Dependencies and for_each - depending on a single instance rather than the entire resource to prevent dependency loops?

I was having issues with a module (the AWS ECS module) where when I deleted something, it would always end up with a dependency loop. It didn’t make much sense to me until I started diving into the state file, and I discovered that the state file doesn’t list dependencies the way I expected:

When you have two related resources that depend on eachother, for example an AWS launch template and an AWS autoscaling group, and you want to make a set of them, it’s natural to have something like this:

resource "aws_launch_template" "my_lt" {
  for_each = local.node_groups
  ...
}

resource "aws_autoscaling_group" "mt_asg" {
  for_each = local.node_groups
  launch_template = aws_launch_template.my_lt[each.key].id
}

The goal would be for each ASG to depend on its matching launch template, but not any other LTs. However this is not what happens: each instance of the ASG says that it depends on “aws_launch.template.lt” - and in fact it does seem to depend on all the launch templates, not just the one it should be matched up with.
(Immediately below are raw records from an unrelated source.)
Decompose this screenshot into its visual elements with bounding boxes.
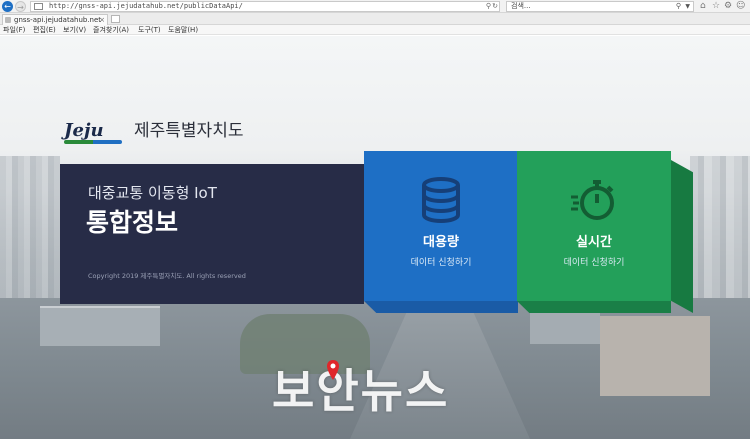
menu-view[interactable]: 보기(V) [63, 25, 86, 35]
menu-tools[interactable]: 도구(T) [138, 25, 161, 35]
menu-help[interactable]: 도움말(H) [168, 25, 198, 35]
logo-wave-icon [64, 140, 122, 144]
logo-wordmark: Jeju [64, 120, 104, 141]
realtime-data-label: 실시간 [576, 235, 612, 250]
home-icon[interactable]: ⌂ [700, 1, 706, 12]
url-text: http://gnss-api.jejudatahub.net/publicDa… [49, 2, 243, 10]
new-tab-button[interactable] [111, 15, 120, 23]
banner-title: 통합정보 [86, 208, 179, 237]
banner-subtitle: 대중교통 이동형 IoT [88, 184, 217, 202]
address-bar: ← → http://gnss-api.jejudatahub.net/publ… [0, 0, 750, 13]
bulk-data-card[interactable]: 대용량 데이터 신청하기 [364, 151, 518, 301]
tab-title: gnss-api.jejudatahub.net [14, 16, 102, 24]
background-building [600, 316, 710, 396]
bulk-data-label: 대용량 [423, 235, 459, 250]
page-icon [34, 3, 43, 10]
menu-favorites[interactable]: 즐겨찾기(A) [93, 25, 129, 35]
card-shadow [364, 301, 518, 313]
forward-arrow-icon[interactable]: → [15, 1, 26, 12]
bulk-data-desc: 데이터 신청하기 [410, 258, 472, 268]
url-input[interactable]: http://gnss-api.jejudatahub.net/publicDa… [30, 1, 500, 12]
star-icon[interactable]: ☆ [712, 1, 720, 12]
stopwatch-icon [571, 180, 614, 220]
back-arrow-icon[interactable]: ← [2, 1, 13, 12]
tab-active[interactable]: gnss-api.jejudatahub.net × [2, 14, 108, 25]
realtime-data-desc: 데이터 신청하기 [563, 258, 625, 268]
database-icon [422, 177, 460, 223]
map-pin-icon [327, 360, 339, 380]
page-content: Jeju 제주특별자치도 대중교통 이동형 IoT 통합정보 Copyright… [0, 36, 750, 439]
search-placeholder: 검색... [511, 2, 531, 10]
card-side [671, 160, 693, 313]
gear-icon[interactable]: ⚙ [724, 1, 732, 12]
refresh-icon[interactable]: ↻ [492, 2, 498, 11]
tab-bar: gnss-api.jejudatahub.net × [0, 13, 750, 25]
smiley-icon[interactable]: ☺ [736, 1, 745, 12]
background-building [40, 306, 160, 346]
close-icon[interactable]: × [99, 15, 105, 25]
copyright-text: Copyright 2019 제주특별자치도. All rights reser… [88, 272, 246, 280]
menu-edit[interactable]: 편집(E) [33, 25, 56, 35]
tab-favicon-icon [5, 17, 11, 23]
title-banner: 대중교통 이동형 IoT 통합정보 Copyright 2019 제주특별자치도… [60, 164, 364, 304]
logo-name: 제주특별자치도 [134, 121, 244, 141]
realtime-data-card[interactable]: 실시간 데이터 신청하기 [517, 151, 671, 301]
search-dropdown-icon[interactable]: ▼ [685, 2, 690, 11]
search-icon[interactable]: ⚲ [676, 2, 681, 11]
menu-file[interactable]: 파일(F) [3, 25, 25, 35]
watermark-text: 보안뉴스 [272, 364, 450, 418]
url-search-icon[interactable]: ⚲ [486, 2, 491, 11]
search-input[interactable]: 검색... ⚲ ▼ [506, 1, 694, 12]
card-shadow [517, 301, 671, 313]
menu-bar: 파일(F) 편집(E) 보기(V) 즐겨찾기(A) 도구(T) 도움말(H) [0, 25, 750, 35]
This makes it very difficult to tear down some of the resource pairs (by removing elements from local.node_groups) because the dependency chain seems to always result in a dependency loop.

Is this something that terraform 13 will fix? Or are there other ways to get the dependencies to be more specific?

Rezzing an old thread, but why not

resource "aws_launch_template" "my_lt" {
  for_each = local.node_groups
  ...
}

resource "aws_autoscaling_group" "mt_asg" {
  for_each = aws_launch_template.my_lt
  launch_template = each.value.id
  ...
}

This way you created a launch template for each node group, and an ASG for each launch template. Terraform should (I haven’t confirmed) be able to understand the 1:1 relationship between you launch templates and ASGs.

That is not how Terraform works. You can use the terraform graph command to display a visualisation of the dependency graph as Terraform understands it. You’ll find that the nodes of the graph only mention entire blocks - individual elements of a for_each aren’t evaluated until after all dependency processing is already done.